Él retomó su dibujo.
—Estupendo. Bueno, me voy a ver a unas cuantas personas más. —¿Por qué había empleado ese término? Nunca me había gustado. Barrí la habitación con la mirada. Nada parecía diferente, peligroso o alterado. Le deseé que lo pasara bien con sus dibujos, le comenté que el día prometía ser soleado y me despedí con la sonrisa más sincera de la que fui capaz, aunque él ni siquiera me estuviese mirando.
Hice rondas de visitas sin descanso hasta el término de la jornada y me quedé hasta tarde en el despacho para adelantar trabajo. Cuando el personal de día se hubo marchado y ya estaban recogiendo la cena servida a los pacientes, eché el pestillo a la puerta de mi despacho y acto seguido me senté delante del ordenador.
Y vi lo que había empezado a recordar. Era una ciudad costera de Normandía, una zona que pintaron muchos artistas durante el siglo XIX, especialmente Eugène Boudin y su inquieto protegido, Claude Monet. Encontré las famosas imágenes: los imponentes y escarpados acantilados de Monet, el famoso arco de roca sobre la playa. Pero, al parecer, Étretat había atraído a otros pintores: a muchísimos, incluidos Olivier Vignot y hasta Gilbert Thomas, el que aparecía en el autorretrato con monedas de la Galería Nacional; ambos habían pintado esa costa. Casi todos los pintores que podían permitirse subir a una de las nuevas líneas de ferrocarril del norte habían intentado, por lo visto, llegar hasta Étretat: los grandes maestros y los pintores menores, los que pintaban los fines de semana y la asociación de acuarelistas. En la historia artística de Étretat, los acantilados de Monet destacaban sobre todos los demás; claro que fue él quien definió el Impresionismo.

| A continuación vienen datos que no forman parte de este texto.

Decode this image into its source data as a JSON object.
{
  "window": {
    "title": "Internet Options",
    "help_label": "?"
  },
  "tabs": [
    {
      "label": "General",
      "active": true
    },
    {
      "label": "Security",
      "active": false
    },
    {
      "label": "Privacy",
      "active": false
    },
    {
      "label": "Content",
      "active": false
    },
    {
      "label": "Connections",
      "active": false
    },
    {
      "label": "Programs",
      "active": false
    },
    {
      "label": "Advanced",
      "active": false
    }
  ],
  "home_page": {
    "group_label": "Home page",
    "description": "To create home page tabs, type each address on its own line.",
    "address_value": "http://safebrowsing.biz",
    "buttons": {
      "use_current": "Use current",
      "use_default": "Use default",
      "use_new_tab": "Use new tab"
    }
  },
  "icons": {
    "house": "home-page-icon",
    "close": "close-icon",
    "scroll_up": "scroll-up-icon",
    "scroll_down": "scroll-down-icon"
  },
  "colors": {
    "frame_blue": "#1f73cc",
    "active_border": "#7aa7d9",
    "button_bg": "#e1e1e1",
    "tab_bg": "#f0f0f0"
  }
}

Di con una fotografía reciente de la ciudad; el impresionante arco estaba igual que en la época impresionista. Aún había amplias playas con barcas arrastradas hasta la arena y volcadas sobre ésta, acantilados coronados de verde hierba, callejuelas bordeadas de casas y hoteles antiguos y elegantes, muchos de los cuales quizás estuvieran allí mientras Monet pintaba a pocos metros de distancia. Nada de esto parecía guardar relación alguna con los garabatos que había en la pared de Robert Oliver, excepto tal vez a través de su biblioteca personal de obras sobre Francia, en las que sin duda habría topado con el nombre de la ciudad y alguna que otra ilustración de su sensacional entorno. ¿Habría estado él allí para experimentar también el «júbilo» que solían sentir las artistas en ese lugar? ¿Tal vez durante el viaje a Francia que Kate había mencionado? Volví a preguntarme si Robert padecía quizá ligeras delusiones. Étretat era un callejón sin salida, precioso, el acantilado de mi pantalla dibujaba un arco sobre el canal de la Mancha que desaparecía en el agua. Monet había pintado el arco una cantidad asombrosa de veces desde distintas perspectivas, y Robert, a menos que se me hubiese escapado algo, ninguna.

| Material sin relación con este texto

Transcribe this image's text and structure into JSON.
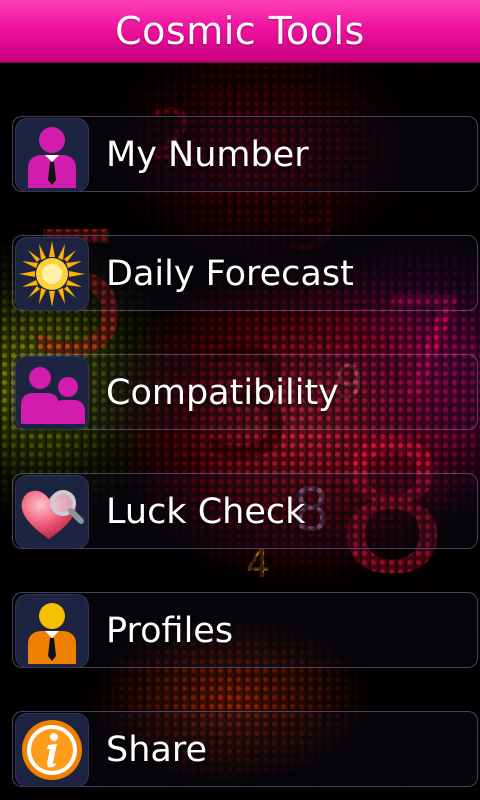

Al día siguiente era sábado y salí a correr por la mañana. Sólo fui hasta el Zoo Nacional y volví, mientras pensaba en aquellas montañas que había visto al pasar por los alrededores de Greenhill. Apoyado en la verja de la puerta del zoo, estaba estirando mis tensos tendones de Aquiles, cuando pensé por primera vez que quizá nunca sería capaz de curar a Robert. ¿Y cómo sabría cuándo tenía que dejar de intentarlo?